IEEE J Biomed Health Inform. 2019 Nov;23(6):2211-2219. doi: 10.1109/JBHI.2018.2853987. Epub 2018 Jul 9.
Robotic endoscopic systems offer a minimally invasive approach to the examination of internal body structures, and their application is rapidly extending to cover the increasing needs for accurate therapeutic interventions. In this context, it is essential for such systems to be able to perform measurements, such as measuring the distance traveled by a wireless capsule endoscope, so as to determine the location of a lesion in the gastrointestinal tract, or to measure the size of lesions for diagnostic purposes. In this paper, we investigate the feasibility of performing contactless measurements using a computer vision approach based on neural networks. The proposed system integrates a deep convolutional image registration approach and a multilayer feed-forward neural network into a novel architecture. The main advantage of this system, with respect to the state-of-the-art ones, is that it is more generic in the sense that it is 1) unconstrained by specific models, 2) more robust to nonrigid deformations, and 3) adaptable to most of the endoscopic systems and environment, while enabling measurements of enhanced accuracy. The performance of this system is evaluated under ex vivo conditions using a phantom experimental model and a robotically assisted test bench. The results obtained promise a wider applicability and impact in endoscopy in the era of big data.
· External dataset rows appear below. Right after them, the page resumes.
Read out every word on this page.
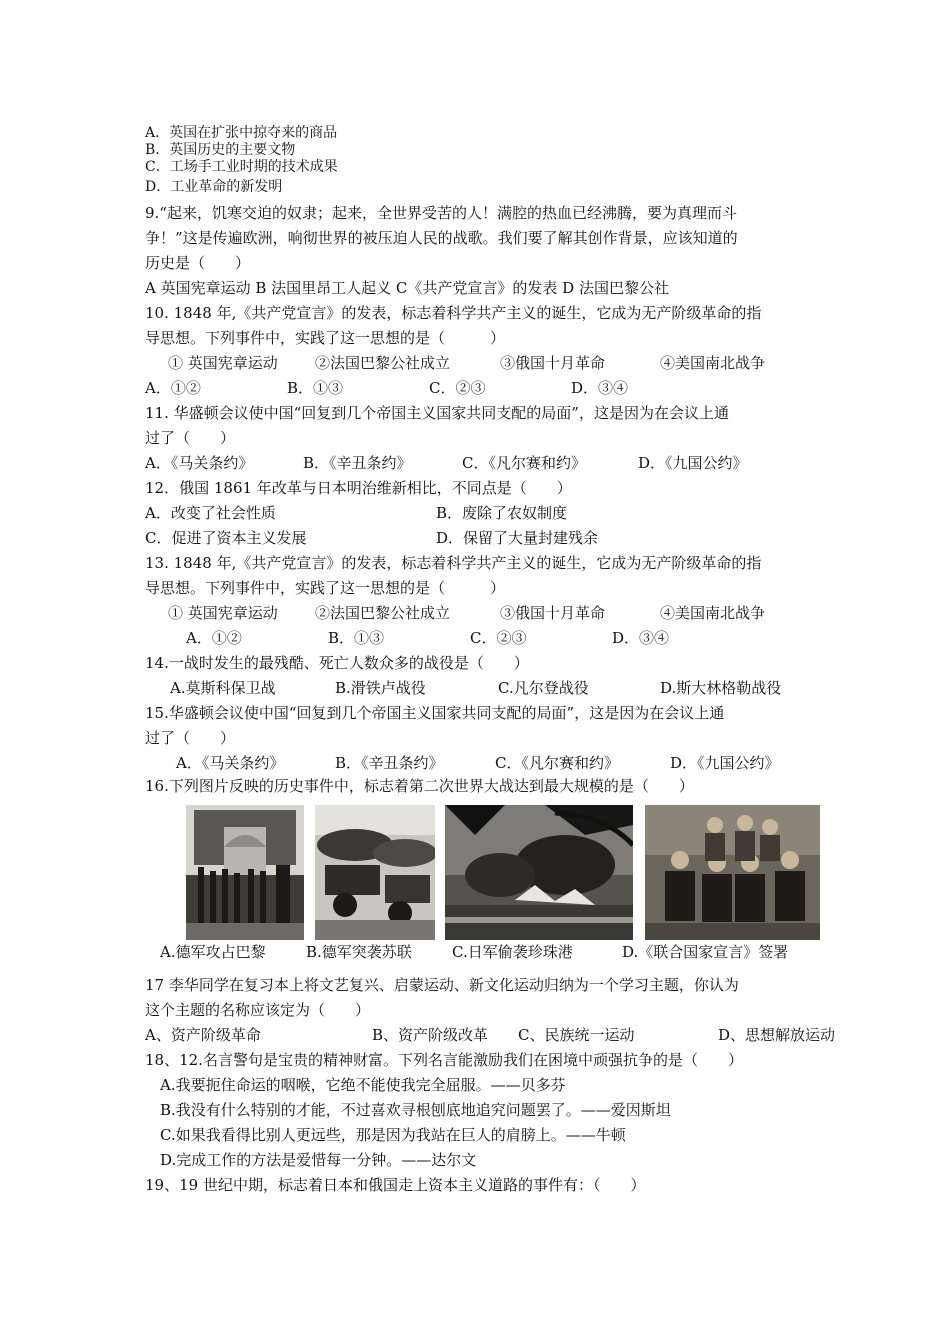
A．英国在扩张中掠夺来的商品
B．英国历史的主要文物
C．工场手工业时期的技术成果
D．工业革命的新发明
9.“起来，饥寒交迫的奴隶；起来，全世界受苦的人！满腔的热血已经沸腾，要为真理而斗
争！”这是传遍欧洲，响彻世界的被压迫人民的战歌。我们要了解其创作背景，应该知道的
历史是（　　）
A 英国宪章运动 B 法国里昂工人起义 C《共产党宣言》的发表 D 法国巴黎公社
10. 1848 年,《共产党宣言》的发表，标志着科学共产主义的诞生，它成为无产阶级革命的指
导思想。下列事件中，实践了这一思想的是（　　　）
① 英国宪章运动 ②法国巴黎公社成立	③俄国十月革命	④美国南北战争
A．①②	B．①③	C．②③	D．③④
11. 华盛顿会议使中国“回复到几个帝国主义国家共同支配的局面”，这是因为在会议上通
过了（　　）
A．《马关条约》	B．《辛丑条约》	C．《凡尔赛和约》	D．《九国公约》
12．俄国 1861 年改革与日本明治维新相比，不同点是（　　）
A．改变了社会性质	B．废除了农奴制度
C．促进了资本主义发展	D．保留了大量封建残余
13. 1848 年,《共产党宣言》的发表，标志着科学共产主义的诞生，它成为无产阶级革命的指
导思想。下列事件中，实践了这一思想的是（　　　）
① 英国宪章运动 ②法国巴黎公社成立	③俄国十月革命	④美国南北战争
A．①②	B．①③	C．②③	D．③④
14.一战时发生的最残酷、死亡人数众多的战役是（　　）
A.莫斯科保卫战	B.滑铁卢战役	C.凡尔登战役	D.斯大林格勒战役
15.华盛顿会议使中国“回复到几个帝国主义国家共同支配的局面”，这是因为在会议上通
过了（　　）
A．《马关条约》	B．《辛丑条约》	C．《凡尔赛和约》	D．《九国公约》
16.下列图片反映的历史事件中，标志着第二次世界大战达到最大规模的是（　　）
A.德军攻占巴黎	B.德军突袭苏联	C.日军偷袭珍珠港	D.《联合国家宣言》签署
17 李华同学在复习本上将文艺复兴、启蒙运动、新文化运动归纳为一个学习主题，你认为
这个主题的名称应该定为（　　）
A、资产阶级革命	B、资产阶级改革 C、民族统一运动	D、思想解放运动
18、12.名言警句是宝贵的精神财富。下列名言能激励我们在困境中顽强抗争的是（　　）
A.我要扼住命运的咽喉，它绝不能使我完全屈服。——贝多芬
B.我没有什么特别的才能，不过喜欢寻根刨底地追究问题罢了。——爱因斯坦
C.如果我看得比别人更远些，那是因为我站在巨人的肩膀上。——牛顿
D.完成工作的方法是爱惜每一分钟。——达尔文
19、19 世纪中期，标志着日本和俄国走上资本主义道路的事件有：（　　）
机器人内窥镜系统提供了一种微创的方法来检查内部身体结构,其应用正在迅速扩展,以满足对精确治疗干预的日益增长的需求。在这种情况下,对于这些系统来说,能够进行测量是至关重要的,例如测量无线胶囊内窥镜的行驶距离,以确定胃肠道中病变的位置,或者为了诊断目的测量病变的大小。在本文中,我们研究了使用基于神经网络的计算机视觉方法进行非接触式测量的可行性。所提出的系统将深度卷积图像配准方法和多层前馈神经网络集成到一个新的架构中。与现有技术相比,该系统的主要优势在于它更通用,因为它 1)不受特定模型的限制,2)对非刚体变形更鲁棒,3)适用于大多数内窥镜系统和环境,同时能够实现更高精度的测量。该系统的性能在使用机器人辅助测试台的离体实验模型下进行了评估。所获得的结果有望在大数据时代为内窥镜带来更广泛的适用性和影响。